The beach is the first project to receive funding among the recommendations in the Blueway Plan, a vision for the waterfront between 38th Street and the Brooklyn Bridge released by Stringer and Assembly Member Brian Kavanagh in February. (The plan’s pricey highlight is a bridge deck over the FDR Drive near 14th Street that would improve access to East River Park and eliminate a pinch point in the greenway route.)

In February, Stringer said he was committing $3.5 million in capital funds to the construction of marshland along the riverfront; Quinn’s beach announcement signals the arrival of matching capital funds from the City Council, and Stringer hinted that more money could be on its way. ”This is now money that we can leverage with the state and federal government,” he said.

Despite the commitment of funds, there are still important details missing from the proposal for the 11,000 square-foot beach. Conceptual renderings were produced for the Blueway Plan by WXY architecture + urban design, but the proposal does not include a more developed design. There is no timeline for completion of the project, nor is there an estimate of how much it will cost. And it remains to be seen whether the beach project would bring significant upgrades to the East River Greenway, which currently runs underneath the FDR Drive at this location.

“I’m excited that the new plans include a bigger esplanade with seating,” Quinn said, “and lit walkways, which is great to make sure this area can get used more.” Gesturing at the accumulation of sand, debris, and garbage along the river, Quinn added: “You have a natural opportunity to build a beach here.”

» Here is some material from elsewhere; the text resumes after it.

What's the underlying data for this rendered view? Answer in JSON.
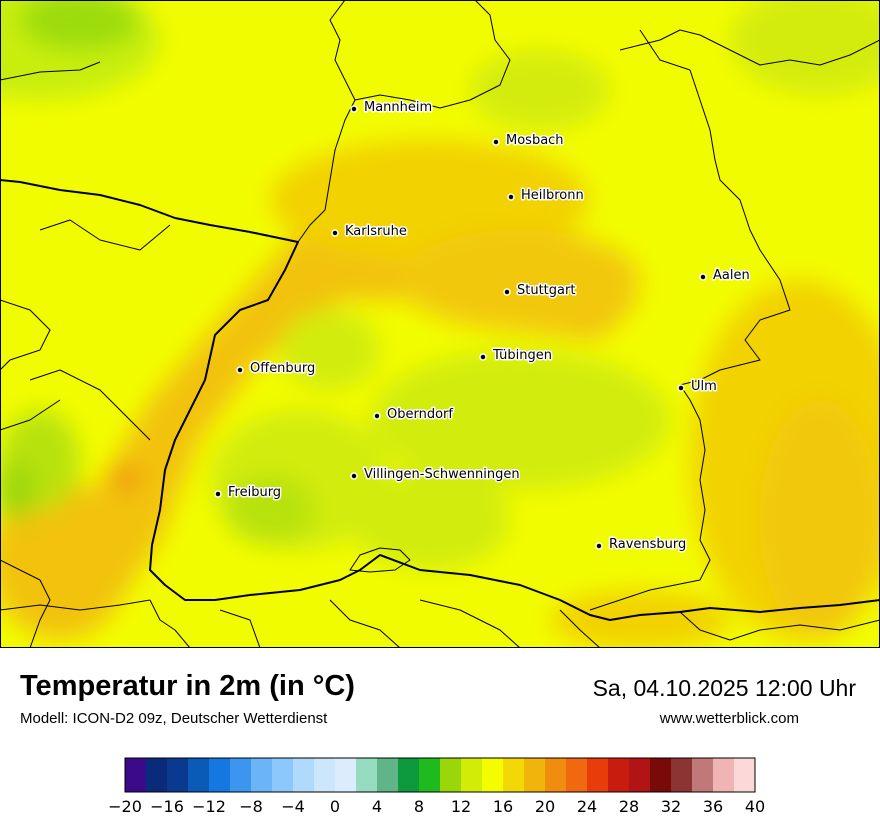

The mayor’s office was notably absent from today’s announcement. Mayor Bloomberg’s proposal for “Seaport City,” a landfill development on the east side, is adjacent to the Brooklyn Bridge Beach site. When asked today how the beach might be affected by the mayor’s proposal, Stringer dodged the question, simply saying that elected officials are working together.

Moving north, a number of agencies are involved in planning the East River waterfront. NYC EDC is working on esplanade improvements from the Battery to Montgomery Street, and the Parks Department is spearheading a new park at Pier 42 and upgrades in East River Park. North of the Blueway Plan area, EDC is leading a planning process that promises to plug the East River Greenway gap from 38th Street to 60th Street, including a land swap deal with the United Nations.

The United Nations Development Corporation has to get things started through the city’s land use review process, or ULURP, which would kick off the land swap and a transfer of funds that would allow the city to build a section of the East River esplanade, Council Member Dan Garodnick told Streetsblog. “I think we should start this ULURP process as soon as possible,” Garodnick said. “As far as I’m concerned, we should move forward. It’s an important part of connecting our East Side greenway.”

The first new section of the greenway on tap for Garodnick’s district is the rehabilitation of Waterside Pier, a $13 million project funded by Con Edison to open riverfront access between 38th and 41st Streets. Garodnick said the city is right now determining the viability of repair versus replacement of the pier before bidding out contracts for the work.

“We’re working together to try to create a seamless connection. You’ve gotta take it piece by piece,” said Garodnick, who also announced this morning that he is dedicating $1 million in capital funds to a kayak launch and fishing access point at Stuyvesant Cove near 20th Street.

Other projects are also on the horizon, Kavanagh said, with some as small as improved lighting beneath the FDR Drive at 34th Street or coordination with DOT and other agencies to ensure that public works in the area advance the goal of filling in greenway connections. The lease for the Skyport parking garage at 23rd Street is set to expire in 2015. Kavanagh said there might be an opportunity for new park space there, which could open the door for further greenway improvements at that location.

Elected officials at today’s announcement repeatedly invoked greenways and parks along the Hudson River and the Brooklyn side of the East River as models where piecemeal progress has led to large-scale improvements. “Don’t wait until you have every last dollar. If you’ve got a pot of money that can do one part of the park, do it,” Quinn said.

“The goal with both the Blueway and the greenway is to create continuous access,” Kavanagh told Streetsblog. ”The West Side is one of the busiest pathways in the country. I think you’d expect something similar here.”